Évangelistas, le départ

21 janvier 2011


18h30, océan Pacifique, entre le continent et l’île de Chiloe. Les moteurs ronronnent doucement, nous traversons une purée de pois, les grains se succèdent, l’océan encore étale, offre ses eaux noires à la contemplation floue.

Les volcans se cachent derrière les nuages épais. Nous venons d’embarquer sur l’Évangelistas, le ferry qui relie Puerto Montt à Puerto Natales et qui se prend l’espace de l’été, pour un bateau de croisière.



Nous avons remis 20 cents dans la machine à parler anglais même si à nouveau on s’adresse à moi en allemand. Arch ! Nien, nobody is perfect, ai-je pris l’habitude de répondre impuissante. Ce petit trait d’humour tout britannique fait hurler de rire les teutons, bien plus que les saxons, étonnant !
Autour de moi, un immense brouhaha, comme si chacun se sentait autorisé à hurler dans sa langue. Babel à mes oreilles, bercée par le lent tangage, je somnole doucettement. J’évalue dans un flottement indifférent, les derniers progrès de la mode internationale en matière de vêtements de sport. Étrange mélange où certains se présentent à bord en tongs et tee-shirt pendant que d’autres cumulent laine polaire et coupe-vent dernier cri, les matières lisses ou moutonnantes éclatent de couleurs vives ou restent discrètes en étalant une gamme de gris et de beige du plus bel accord avec le temps extérieur. Des chaussures de montagnes annoncent des treks sérieux et je regarde mes sandales réhaussées par les chaussettes offertes par la Qatar airways avec interrogation.


Nous avons des excuses. Hier, la despedida (la dernière soirée, la der, la soirée d’au revoir, je cherche un mot français qui sonnerait bien et rien ne vient) fut impromptue, surgie d’une conjonction étonnante donc fort réussie, donc tardive, donc fatigante. Le bois était sec, il a pris de suite, il a suffi d’une étincelle, le feu s’est allumé.

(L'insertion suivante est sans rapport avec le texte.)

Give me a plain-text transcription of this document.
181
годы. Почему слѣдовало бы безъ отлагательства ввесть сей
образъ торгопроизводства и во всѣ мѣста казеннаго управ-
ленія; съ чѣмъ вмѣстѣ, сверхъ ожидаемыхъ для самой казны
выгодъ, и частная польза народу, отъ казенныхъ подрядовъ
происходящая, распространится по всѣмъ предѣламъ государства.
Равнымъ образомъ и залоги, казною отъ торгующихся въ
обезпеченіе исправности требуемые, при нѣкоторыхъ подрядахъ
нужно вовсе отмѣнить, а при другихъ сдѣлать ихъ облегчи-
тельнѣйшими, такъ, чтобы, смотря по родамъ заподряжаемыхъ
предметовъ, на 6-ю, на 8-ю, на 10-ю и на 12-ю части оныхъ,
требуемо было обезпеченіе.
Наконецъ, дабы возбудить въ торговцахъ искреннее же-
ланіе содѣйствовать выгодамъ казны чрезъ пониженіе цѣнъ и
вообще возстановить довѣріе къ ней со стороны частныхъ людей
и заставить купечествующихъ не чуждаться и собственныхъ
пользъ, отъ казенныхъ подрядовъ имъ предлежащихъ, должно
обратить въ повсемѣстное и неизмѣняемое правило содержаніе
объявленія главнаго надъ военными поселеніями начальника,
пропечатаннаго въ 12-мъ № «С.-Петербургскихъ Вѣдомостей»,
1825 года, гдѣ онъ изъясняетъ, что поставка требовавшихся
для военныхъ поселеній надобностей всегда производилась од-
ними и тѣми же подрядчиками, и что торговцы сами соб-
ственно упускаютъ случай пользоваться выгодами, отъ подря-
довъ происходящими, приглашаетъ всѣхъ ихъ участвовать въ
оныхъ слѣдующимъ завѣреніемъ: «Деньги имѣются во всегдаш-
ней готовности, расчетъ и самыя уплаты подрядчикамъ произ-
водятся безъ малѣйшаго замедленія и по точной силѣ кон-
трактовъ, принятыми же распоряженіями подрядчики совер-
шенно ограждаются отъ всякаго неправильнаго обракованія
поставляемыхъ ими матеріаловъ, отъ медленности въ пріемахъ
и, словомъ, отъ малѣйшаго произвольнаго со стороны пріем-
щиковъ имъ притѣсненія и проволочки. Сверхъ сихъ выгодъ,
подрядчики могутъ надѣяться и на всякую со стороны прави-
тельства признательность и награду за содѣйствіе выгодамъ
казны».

À partir de 19 h, Alfred anima sa charla (discussion) avec brio pendant que j’aidais la Danae à la confection de biscuits. Tout ceci annonçait une soirée tranquille autour d’un tecito (petit thé) con galletitas al limon caseras (accompagné de biscuits au citron maison). C’était sans compter avec la Prositfest annoncée au centre ville. Une fête de la bière dans la plus pure tradition bavaroise. J’avoue n’avoir aucune expérience en la matière mais à priori il ne manquait rien. La déco était de ballons aux couleurs du drapeau allemand, les stands de bière succédaient aux stands de bière pendant que de l’autre côté de l’allée les stands de saucisses à la chucrut succédaient aux stands de snacks à la moutarde ou de kuchens à tous les fruits possibles. Le tout servi par des filles replètes aux joues rouges et au costume style Heidi ou la Mélodie du bonheur… Vous voyez, non ? J’ai goûté, effrayée, à une bière à l’eucalyptus, une autre au café, celle à la framboise aurait pu passer mais bien trop sucrée. J’ai cherché en vain un goût belge, rassurant, goûteux, sensuel et trouvé une quasi Guiness qui fit l’affaire. Parce qu’ici, on te fait goûter avant d’acheter ! Helen me guidait dans la cohue des buveurs fatigués.

Alfred et Claudia nous ont rejointes avant l’arrivée de Gonzalo et de son frère Andrés, tout frais débarqué de Buenos-Aires. J’ai croisé dans une queue deux jeunes touristes allemands totalement hallucinés par le spectacle qui s’offrait à eux. Ils n’imaginaient pas ça possible… Puis nous sommes rentrés car ici, une fête de la bière se termine à 22 h - sont raisonnables les chiliens, c’est là que la différence se note. Arrivés à la maison, une compétition d’amateurs de merengue, salsa et autre milonga nous a jetés sur la moquette du salon et c’était parti. Une belle soirée.